As usual with these CTF problems one must look and see what is different from the usual, and use that to guide the way. The obvious weird thing is the massive amount of precision with the numbers that we are given and the title “Reality”. Hmm, reality, real numbers? Maybe the precision is somehow making the secret sharing system insecure? The system usually works by giving each member a pair of an integer n and the coefficient for xn so the system we have here is definitely different.

I didn’t have a clue where to go from there, but resident genius Robert Xiao had an idea immediately. Can we make this into a lattice problem? More specifically a closest vector problem where the solution is the desired coefficients? This might work because the massive amount of decimal precision!

The problem we’re interested for this challenge is called the closest vector problem (CVP). It boils down to this: Given a matrix A and a vector v, what vector x, with the constraint that x is made up of integers, results in the Ax that is closest to v and what is that “closest vector” vector Ax?

We want our closest vector problem to solve for the integer coefficients that make up the polynomial. Here’s our equations, we know that it’s in this form because the challenge said we needed 5 coefficients to decode the flag.

\begin{equation} y_1 = c_0 + c_1 x_1 + c_2 x_1^2 + c_3 x_1^3 + c_4 x_1^4 \\ y_2 = c_0 + c_1 x_2 + c_2 x_2^2 + c_3 x_2^3 + c_4 x_2^4 \\ y_3 = c_0 + c_1 x_3 + c_2 x_3^2 + c_3 x_3^3 + c_4 x_3^4 \\ \end{equation}

Now into a matrix,

\begin{equation} A=
\begin{bmatrix} 1 & x_1 & x_1^2 & x_1^3 & x_1^4 \\
1 & x_2 & x_2^2 & x_2^3 & x_2^4 \\ 1 & x_3 & x_3^2 & x_3^3 & x_3^4 \\ 1 & 0 & 0 & 0 & 0 \\ \end{bmatrix} \end{equation}

The goal vector,

\begin{equation} v=
\begin{bmatrix} y_1 \\
y_2 \\ y_3 \\ c_0 \\ \end{bmatrix} \end{equation}

Remember CVP finds integer valued x such that \(Ax=v\). So given this we expect that the CVP will find \begin{equation} x=
\begin{bmatrix} c_0 \\
c_1 \\ c_2 \\ c_3 \\ c_4 \\ \end{bmatrix} \end{equation}

and return us a vector that is close to (and hopefully close enough so that c0 will be valid)
\begin{equation} res=
\begin{bmatrix} y_1 \\
y_2 \\ y_3 \\ c_0 \\ \end{bmatrix} \end{equation} which we can extract the secret, c0, out from.

The problem is that we don’t know what c0 is, so we can’t give use the goal vector as written.
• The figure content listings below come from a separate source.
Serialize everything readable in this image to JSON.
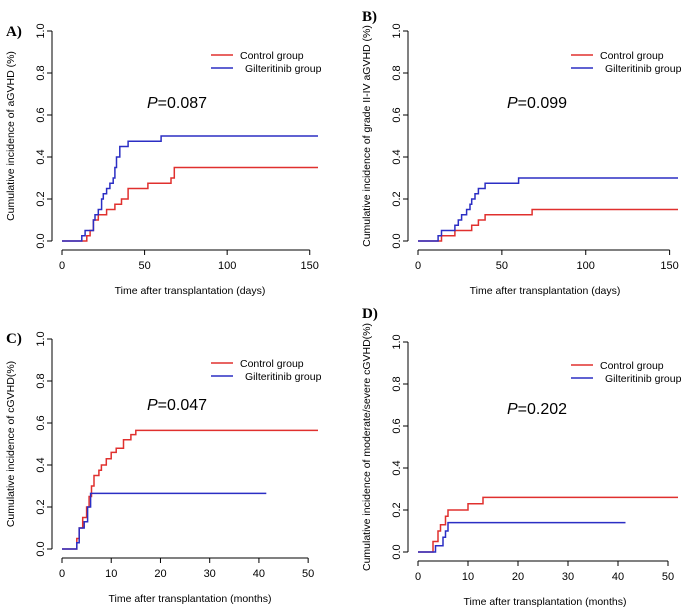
{
  "colors": {
    "control": "#e0302e",
    "gilteritinib": "#2b2ec4",
    "axis": "#000000"
  },
  "chart_data": [
    {
      "type": "line",
      "panel": "A)",
      "xlabel": "Time after transplantation (days)",
      "ylabel": "Cumulative incidence of aGVHD (%)",
      "xlim": [
        0,
        155
      ],
      "ylim": [
        0,
        1
      ],
      "xticks": [
        "0",
        "50",
        "100",
        "150"
      ],
      "xtick_values": [
        0,
        50,
        100,
        150
      ],
      "yticks": [
        "0.0",
        "0.2",
        "0.4",
        "0.6",
        "0.8",
        "1.0"
      ],
      "ytick_values": [
        0,
        0.2,
        0.4,
        0.6,
        0.8,
        1.0
      ],
      "p_prefix": "P",
      "p_value": "=0.087",
      "legend": [
        "Control group",
        "Gilteritinib group"
      ],
      "series": [
        {
          "name": "Control group",
          "x_end": 155,
          "steps": [
            [
              0,
              0
            ],
            [
              15,
              0.025
            ],
            [
              17,
              0.05
            ],
            [
              19,
              0.1
            ],
            [
              22,
              0.125
            ],
            [
              27,
              0.15
            ],
            [
              32,
              0.175
            ],
            [
              36,
              0.2
            ],
            [
              40,
              0.25
            ],
            [
              52,
              0.275
            ],
            [
              66,
              0.3
            ],
            [
              68,
              0.35
            ]
          ]
        },
        {
          "name": "Gilteritinib group",
          "x_end": 155,
          "steps": [
            [
              0,
              0
            ],
            [
              12,
              0.025
            ],
            [
              14,
              0.05
            ],
            [
              19,
              0.1
            ],
            [
              20,
              0.125
            ],
            [
              22,
              0.15
            ],
            [
              24,
              0.2
            ],
            [
              25,
              0.225
            ],
            [
              27,
              0.25
            ],
            [
              29,
              0.275
            ],
            [
              31,
              0.3
            ],
            [
              32,
              0.35
            ],
            [
              33,
              0.4
            ],
            [
              35,
              0.45
            ],
            [
              40,
              0.475
            ],
            [
              60,
              0.5
            ]
          ]
        }
      ]
    },
    {
      "type": "line",
      "panel": "B)",
      "xlabel": "Time after transplantation (days)",
      "ylabel": "Cumulative incidence of grade II-IV aGVHD (%)",
      "xlim": [
        0,
        155
      ],
      "ylim": [
        0,
        1
      ],
      "xticks": [
        "0",
        "50",
        "100",
        "150"
      ],
      "xtick_values": [
        0,
        50,
        100,
        150
      ],
      "yticks": [
        "0.0",
        "0.2",
        "0.4",
        "0.6",
        "0.8",
        "1.0"
      ],
      "ytick_values": [
        0,
        0.2,
        0.4,
        0.6,
        0.8,
        1.0
      ],
      "p_prefix": "P",
      "p_value": "=0.099",
      "legend": [
        "Control group",
        "Gilteritinib group"
      ],
      "series": [
        {
          "name": "Control group",
          "x_end": 155,
          "steps": [
            [
              0,
              0
            ],
            [
              14,
              0.025
            ],
            [
              22,
              0.05
            ],
            [
              32,
              0.075
            ],
            [
              36,
              0.1
            ],
            [
              40,
              0.125
            ],
            [
              68,
              0.15
            ]
          ]
        },
        {
          "name": "Gilteritinib group",
          "x_end": 155,
          "steps": [
            [
              0,
              0
            ],
            [
              12,
              0.025
            ],
            [
              14,
              0.05
            ],
            [
              22,
              0.075
            ],
            [
              24,
              0.1
            ],
            [
              26,
              0.125
            ],
            [
              29,
              0.15
            ],
            [
              31,
              0.175
            ],
            [
              32,
              0.2
            ],
            [
              34,
              0.225
            ],
            [
              36,
              0.25
            ],
            [
              40,
              0.275
            ],
            [
              60,
              0.3
            ]
          ]
        }
      ]
    },
    {
      "type": "line",
      "panel": "C)",
      "xlabel": "Time after transplantation (months)",
      "ylabel": "Cumulative incidence of cGVHD(%)",
      "xlim": [
        0,
        52
      ],
      "ylim": [
        0,
        1
      ],
      "xticks": [
        "0",
        "10",
        "20",
        "30",
        "40",
        "50"
      ],
      "xtick_values": [
        0,
        10,
        20,
        30,
        40,
        50
      ],
      "yticks": [
        "0.0",
        "0.2",
        "0.4",
        "0.6",
        "0.8",
        "1.0"
      ],
      "ytick_values": [
        0,
        0.2,
        0.4,
        0.6,
        0.8,
        1.0
      ],
      "p_prefix": "P",
      "p_value": "=0.047",
      "legend": [
        "Control group",
        "Gilteritinib group"
      ],
      "series": [
        {
          "name": "Control group",
          "x_end": 52,
          "steps": [
            [
              0,
              0
            ],
            [
              3,
              0.05
            ],
            [
              3.5,
              0.1
            ],
            [
              4.2,
              0.15
            ],
            [
              5,
              0.2
            ],
            [
              5.5,
              0.25
            ],
            [
              6,
              0.3
            ],
            [
              6.5,
              0.35
            ],
            [
              7.5,
              0.375
            ],
            [
              8,
              0.4
            ],
            [
              9,
              0.43
            ],
            [
              10,
              0.46
            ],
            [
              11,
              0.48
            ],
            [
              12.5,
              0.52
            ],
            [
              14,
              0.545
            ],
            [
              15,
              0.565
            ]
          ]
        },
        {
          "name": "Gilteritinib group",
          "x_end": 41.5,
          "steps": [
            [
              0,
              0
            ],
            [
              3,
              0.03
            ],
            [
              3.5,
              0.1
            ],
            [
              4.5,
              0.13
            ],
            [
              5.2,
              0.2
            ],
            [
              5.8,
              0.265
            ]
          ]
        }
      ]
    },
    {
      "type": "line",
      "panel": "D)",
      "xlabel": "Time after transplantation (months)",
      "ylabel": "Cumulative incidence of moderate/severe cGVHD(%)",
      "xlim": [
        0,
        52
      ],
      "ylim": [
        0,
        1
      ],
      "xticks": [
        "0",
        "10",
        "20",
        "30",
        "40",
        "50"
      ],
      "xtick_values": [
        0,
        10,
        20,
        30,
        40,
        50
      ],
      "yticks": [
        "0.0",
        "0.2",
        "0.4",
        "0.6",
        "0.8",
        "1.0"
      ],
      "ytick_values": [
        0,
        0.2,
        0.4,
        0.6,
        0.8,
        1.0
      ],
      "p_prefix": "P",
      "p_value": "=0.202",
      "legend": [
        "Control group",
        "Gilteritinib group"
      ],
      "series": [
        {
          "name": "Control group",
          "x_end": 52,
          "steps": [
            [
              0,
              0
            ],
            [
              3,
              0.05
            ],
            [
              4,
              0.1
            ],
            [
              4.5,
              0.13
            ],
            [
              5.5,
              0.17
            ],
            [
              6,
              0.2
            ],
            [
              10,
              0.23
            ],
            [
              13,
              0.26
            ]
          ]
        },
        {
          "name": "Gilteritinib group",
          "x_end": 41.5,
          "steps": [
            [
              0,
              0
            ],
            [
              3.5,
              0.03
            ],
            [
              5,
              0.07
            ],
            [
              5.5,
              0.1
            ],
            [
              6,
              0.14
            ]
          ]
        }
      ]
    }
  ]
}
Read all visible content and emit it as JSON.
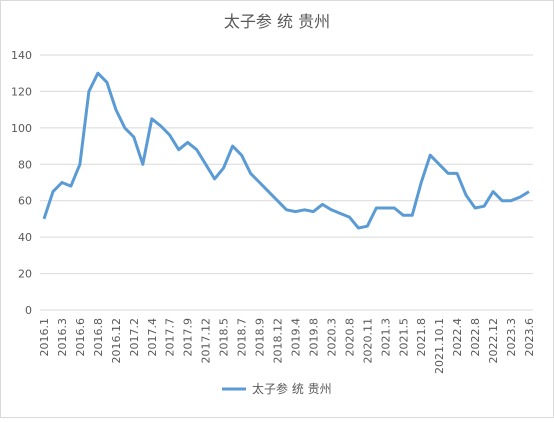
{
  "chart_data": {
    "type": "line",
    "title": "太子参 统 贵州",
    "categories": [
      "2016.1",
      null,
      "2016.3",
      null,
      "2016.6",
      null,
      "2016.8",
      null,
      "2016.12",
      null,
      "2017.2",
      null,
      "2017.4",
      null,
      "2017.7",
      null,
      "2017.9",
      null,
      "2017.12",
      null,
      "2018.5",
      null,
      "2018.7",
      null,
      "2018.9",
      null,
      "2018.12",
      null,
      "2019.4",
      null,
      "2019.8",
      null,
      "2020.3",
      null,
      "2020.8",
      null,
      "2020.11",
      null,
      "2021.3",
      null,
      "2021.5",
      null,
      "2021.8",
      null,
      "2021.10.1",
      null,
      "2022.4",
      null,
      "2022.8",
      null,
      "2022.12",
      null,
      "2023.3",
      null,
      "2023.6"
    ],
    "series": [
      {
        "name": "太子参 统 贵州",
        "color": "#5b9bd5",
        "values": [
          50,
          65,
          70,
          68,
          80,
          120,
          130,
          125,
          110,
          100,
          95,
          80,
          105,
          101,
          96,
          88,
          92,
          88,
          80,
          72,
          78,
          90,
          85,
          75,
          70,
          65,
          60,
          55,
          54,
          55,
          54,
          58,
          55,
          53,
          51,
          45,
          46,
          56,
          56,
          56,
          52,
          52,
          70,
          85,
          80,
          75,
          75,
          63,
          56,
          57,
          65,
          60,
          60,
          62,
          65
        ]
      }
    ],
    "ylim": [
      0,
      140
    ],
    "yticks": [
      0,
      20,
      40,
      60,
      80,
      100,
      120,
      140
    ],
    "grid": true,
    "legend": "bottom"
  }
}
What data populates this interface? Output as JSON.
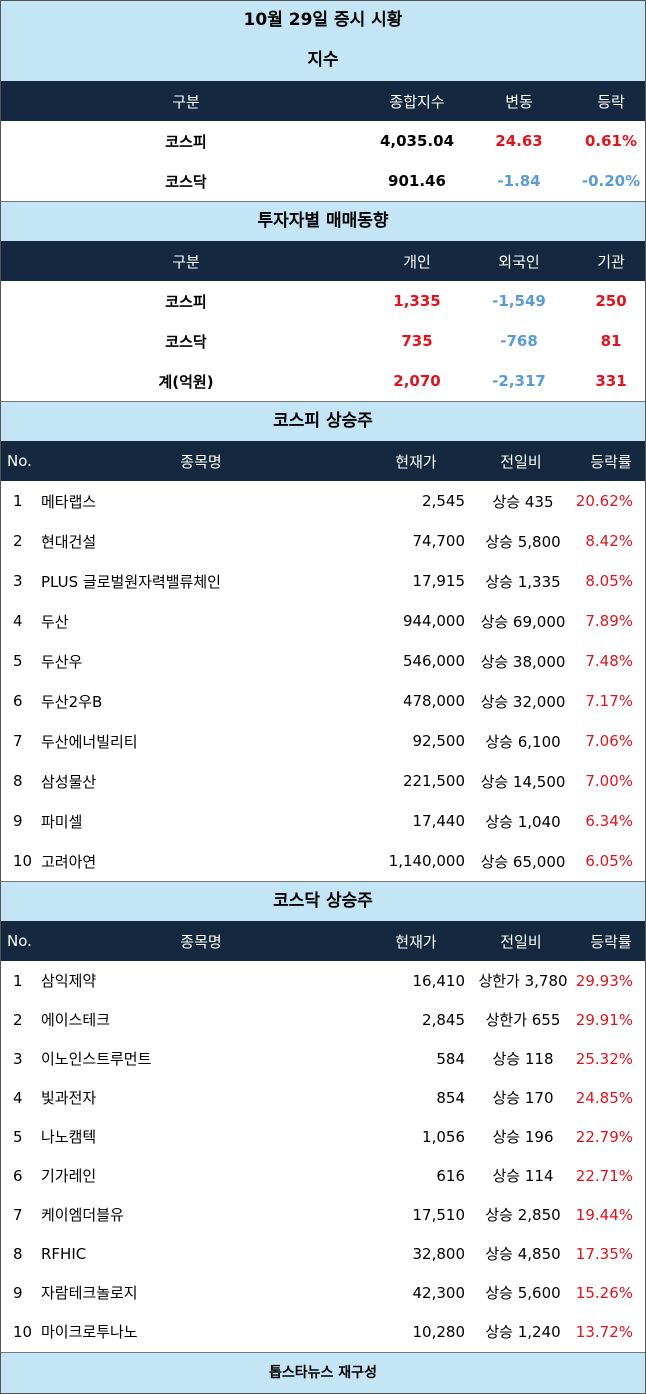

The solution I ended up using was to guess and make it insignificant, ie multiply everything in the matrix and the y’s by a large scaling factor so that the algorithm “doesn’t care as much” about the difference between our guessed c0 and what we want it to return, the actual c0.

Another solution could be to invert the matrix and multiply in the [y1,y2,y3] vector but I only just thought of that.

So that’s the general idea, I ended up adding a few more rows onto the matrix to get the CVP function from fpyll to work, but eventually I got there.

So now we have a massive int, c0. How to decrypt the flag? This was basically just trial and error, I eventually noticed that it was about right to be converted into 16 bytes, which is the key length that is required for the encryption scheme that they used in the earlier challenges (AES-CBC).

And it worked! AES-CBC with the key being c0 and IV being just b’’s resulted in our flag!